In answer to the rather bluntly posed, "Why did you decide not to pursue the practice of clinical medicine?" Professor Engelhardt answers that he is and has been a licensed physician since 1972 and enjoys clinical encounters with patients. But, he says, loosely quoting Spinoza, "to be one thing, a man must decide not to be many others." Engelhardt decided to be a doctor of medicine in the broadest sense of that term. To explore, as for centuries medicine had allowed physicians to do, the condition of human beings, their finite nature and the inevitability of suffering. At the time and place Engelhardt entered medicine—the 1960s and the American South—medicine still applied itself to understanding the human condition and not merely the diseases and dysfunctions of the human body. His internist father, Dr. Engelhardt senior, combined clinical practice in Texas with the translating of medieval Latin texts into "Texan." Engelhardt junior studied medicine at Tulane University, deep in the heart of physician-philosopher-writer Walker Percy's New Orleans. "There simply was no distance between studying medicine as a means for understanding the human condition and studying it as a science," Engelhardt says. "The profession attracted and fostered development of extraordinary men and women, permitting them—encouraging them—to be egregiously different." Engelhardt's anatomy instructor invited the 4 students assigned to 1 corpse to select a novel to read and discuss as they dissected their cadaver. The group chose Lawrence Durrell's The Alexandria Quartet.
Taking a leave of absence from medical school, Engelhardt attained a PhD in philosophy at the University of Texas in 1969, writing his doctoral dissertation on Kant, Hegel, and Husserl and the mind-brain problem. He returned to Tulane and completed his medical education, graduating with honors in 1972.
Medicine's course over the second half of the 20th century has been one of increasing deprofessionalization, as Engelhardt sees it, moving from a self-governing professional guild to a trade governed by society, the legislature, and the Supreme Court, itself. The main reason Engelhardt writes and teaches and studies and lectures rather than spending his days at the bedside is so that he can study medicine in the classical sense, as a scholar who comes to understand the framing context of medicine. This leads him to the history and philosophy of medicine. Western medicine developed in a Western Christian culture that believed in a divine creator, author of nature and humanity; it developed in a social context that trusted in the power of reason to uncover universal truth. "In our secularized, postmodern world, both a common belief in God and a trust in a common notion of moral rationality are absent," he says. How does medicine proceed when its foundation, its framework for posing and resolving problems, has crumbled? Pursuing such questions, Engelhardt wrote, in 2000, The Foundations of Christian Bioethics in which he asserted the need for a Christian ethic in a post-Christian world. He is currently working on a history of medicine project.

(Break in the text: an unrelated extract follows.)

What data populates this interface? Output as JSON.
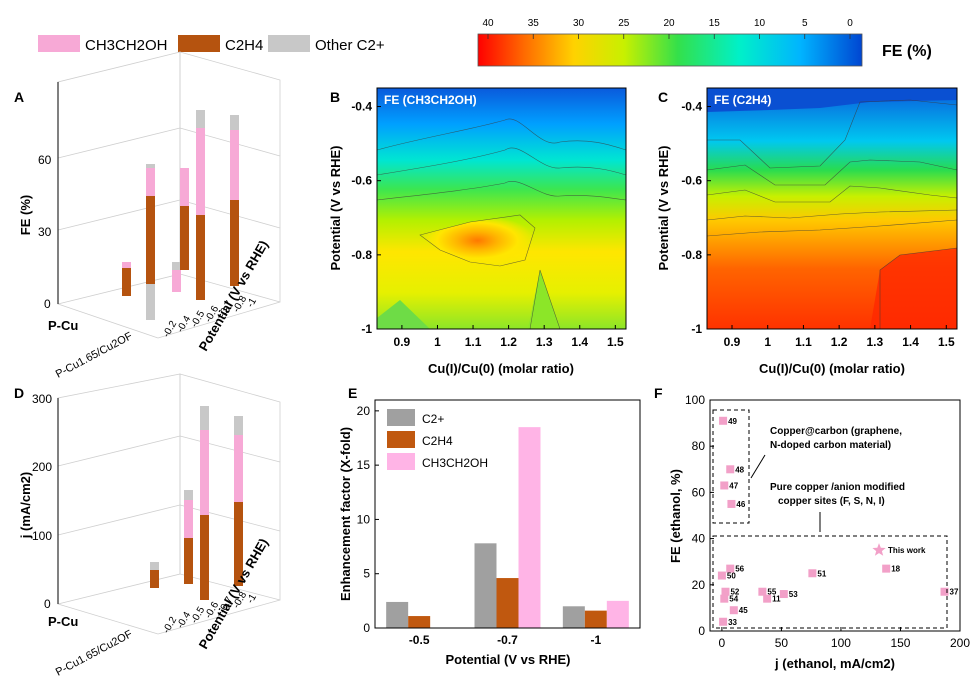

Can medicine regain a rightful claim as one of the learned "professions"? Engelhardt wants to say yes, but he doesn't see much encouraging evidence. For medicine to become a profession again, he says, physicians must reflect on their power, not respond and adapt uncritically to the morality around them. And they must begin by talking about the limits of life and the inevitability of suffering and death. As long as physicians turn their backs on these essential aspects of the human condition in doomed attempts to extend life at all cost, to dispense with all suffering, and to mend everyone's problems with medicine, they are, in Engelhardt's words, "uttering pious nonsense" and further eroding confidence in the profession. If physicians were to begin talking honestly about what medicine can and should do, Engelhardt believes that people would listen. As an example of someone who has done so, Engelhardt offers Dr. John Kitzhaber, governor of Oregon since 1995. Recognizing that no society can provide all the care that every citizen might like, Kitzhaber authored the ground-breaking Oregon Health Plan while he was president of the State Senate in the early 1990s, leading the citizens of Oregon in deliberating and coming to consensus on a system for rationing health services.
"Well, that's only one," Engelhardt says, "but it's a model of the expert, scientist, humanist, scholar, politician who can restore medicine to professional status." For his part, Tris Engelhardt, heading to Australia for a series of lectures on bioethics in February, continues to be, though not a clinician, most certainly a doctor of medicine.